August 14, 2014, 12:21 PM — Cybercriminals are in the process of rebuilding the Gameover Zeus (GOZ) botnet, which law enforcement authorities took over in June, and recent research suggests that they've had some success, especially in the U.S.
The original GOZ botnet was built using a modified version of the infamous Zeus trojan program and was designed to steal online banking and other credentials from infected computers. The GOZ malware authors created a command-and-control infrastructure with a peer-to-peer architecture, making their botnet more resilient to takeover attempts.

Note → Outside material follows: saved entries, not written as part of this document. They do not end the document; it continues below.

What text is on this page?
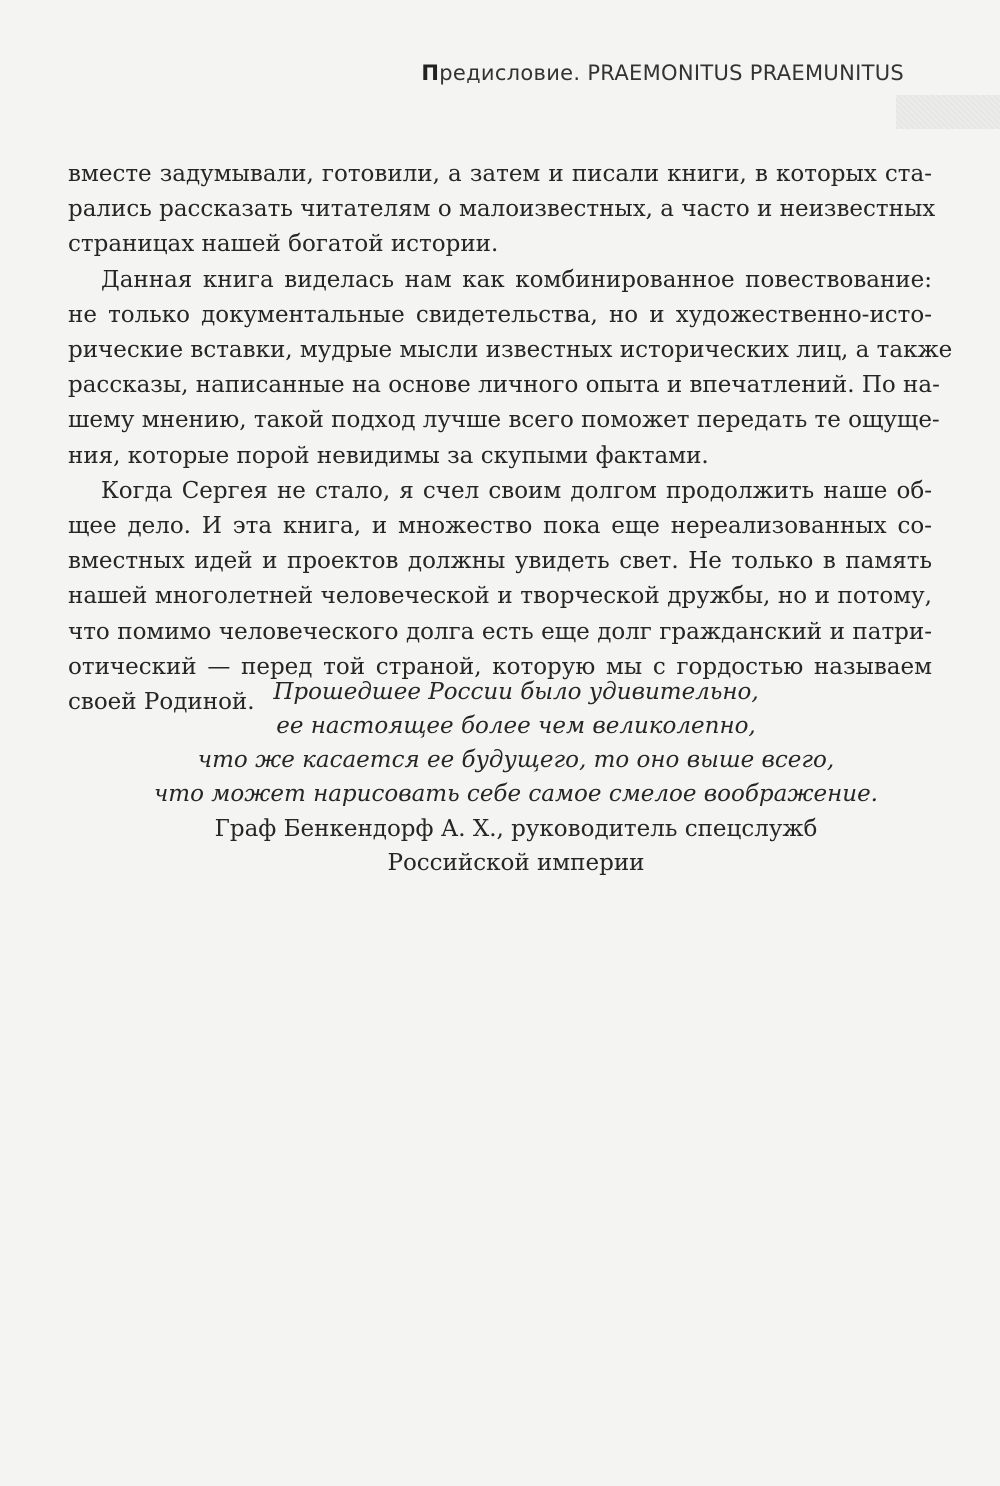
Предисловие. PRAEMONITUS PRAEMUNITUS
вместе задумывали, готовили, а затем и писали книги, в которых ста-
рались рассказать читателям о малоизвестных, а часто и неизвестных
страницах нашей богатой истории.
Данная книга виделась нам как комбинированное повествование:
не только документальные свидетельства, но и художественно-исто-
рические вставки, мудрые мысли известных исторических лиц, а также
рассказы, написанные на основе личного опыта и впечатлений. По на-
шему мнению, такой подход лучше всего поможет передать те ощуще-
ния, которые порой невидимы за скупыми фактами.
Когда Сергея не стало, я счел своим долгом продолжить наше об-
щее дело. И эта книга, и множество пока еще нереализованных со-
вместных идей и проектов должны увидеть свет. Не только в память
нашей многолетней человеческой и творческой дружбы, но и потому,
что помимо человеческого долга есть еще долг гражданский и патри-
отический — перед той страной, которую мы с гордостью называем
своей Родиной. Прошедшее России было удивительно,
ее настоящее более чем великолепно,
что же касается ее будущего, то оно выше всего,
что может нарисовать себе самое смелое воображение.
Граф Бенкендорф А. Х., руководитель спецслужб
Российской империи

Despite the technical challenges, the U.S. Department of Justice, working with foreign law enforcement agencies and private security companies, managed to seize control of the botnet in early June. Its size was estimated to be between 500,000 and 1 million infected computers at that time, with 25 percent of them located in the U.S.

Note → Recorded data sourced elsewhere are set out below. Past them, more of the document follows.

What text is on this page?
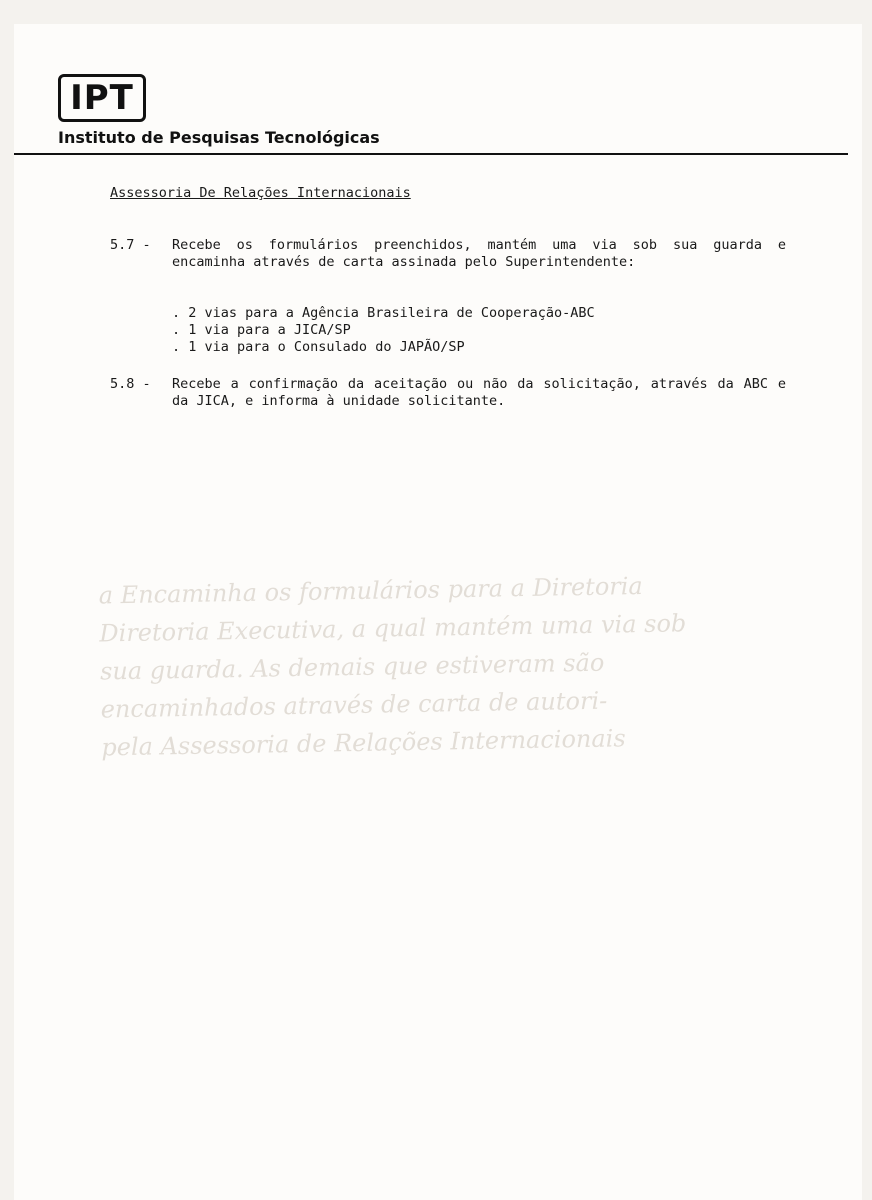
IPT
Instituto de Pesquisas Tecnológicas
Assessoria De Relações Internacionais
5.7 -	Recebe os formulários preenchidos, mantém uma via sob sua guarda e encaminha através de carta assinada pelo Superintendente:
. 2 vias para a Agência Brasileira de Cooperação-ABC
. 1 via para a JICA/SP
. 1 via para o Consulado do JAPÃO/SP
5.8 -	Recebe a confirmação da aceitação ou não da solicitação, através da ABC e da JICA, e informa à unidade solicitante.
a Encaminha os formulários para a Diretoria
Diretoria Executiva, a qual mantém uma via sob
sua guarda. As demais que estiveram são
encaminhados através de carta de autori-
pela Assessoria de Relações Internacionais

On July 11, researchers from a company called Malcovery Security spotted a new variant of Gameover Zeus that had stopped using a peer-to-peer-based command-and-control infrastructure in favor of domain names.

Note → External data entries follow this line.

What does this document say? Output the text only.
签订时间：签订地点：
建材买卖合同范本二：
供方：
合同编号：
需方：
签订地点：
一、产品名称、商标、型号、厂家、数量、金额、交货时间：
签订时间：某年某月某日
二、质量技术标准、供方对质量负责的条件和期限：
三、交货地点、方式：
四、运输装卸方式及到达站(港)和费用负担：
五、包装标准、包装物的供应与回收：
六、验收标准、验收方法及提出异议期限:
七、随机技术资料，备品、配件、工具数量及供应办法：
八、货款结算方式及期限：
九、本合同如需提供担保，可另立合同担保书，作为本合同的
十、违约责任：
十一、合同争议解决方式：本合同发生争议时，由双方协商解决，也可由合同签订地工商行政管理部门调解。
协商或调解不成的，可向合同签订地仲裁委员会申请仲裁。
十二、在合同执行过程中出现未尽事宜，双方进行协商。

Most malware programs are designed to connect to a hardcoded list of domain names associated with command-and-control servers. However, the new GOZ version uses a domain generation algorithm (DGA) to create a list of hundreds or thousands of new, random-looking domain names every day and then attempts to contact them.
Knowing how the DGA works, attackers can predict what domain names the malware will attempt to contact on a particular day. They can register one of them in advance, assign it to a server, and wait for the infected computers to connect in order to give them new instructions.
This makes it hard for security researchers to permanently take control of the botnet, because new domains will be generated constantly, but if they figure out the algorithm and register some of the domains, they can temporarily interact with it. This kind of operation, known as sinkholing, can at the very least be used to estimate the number of infected systems that are part of the botnet.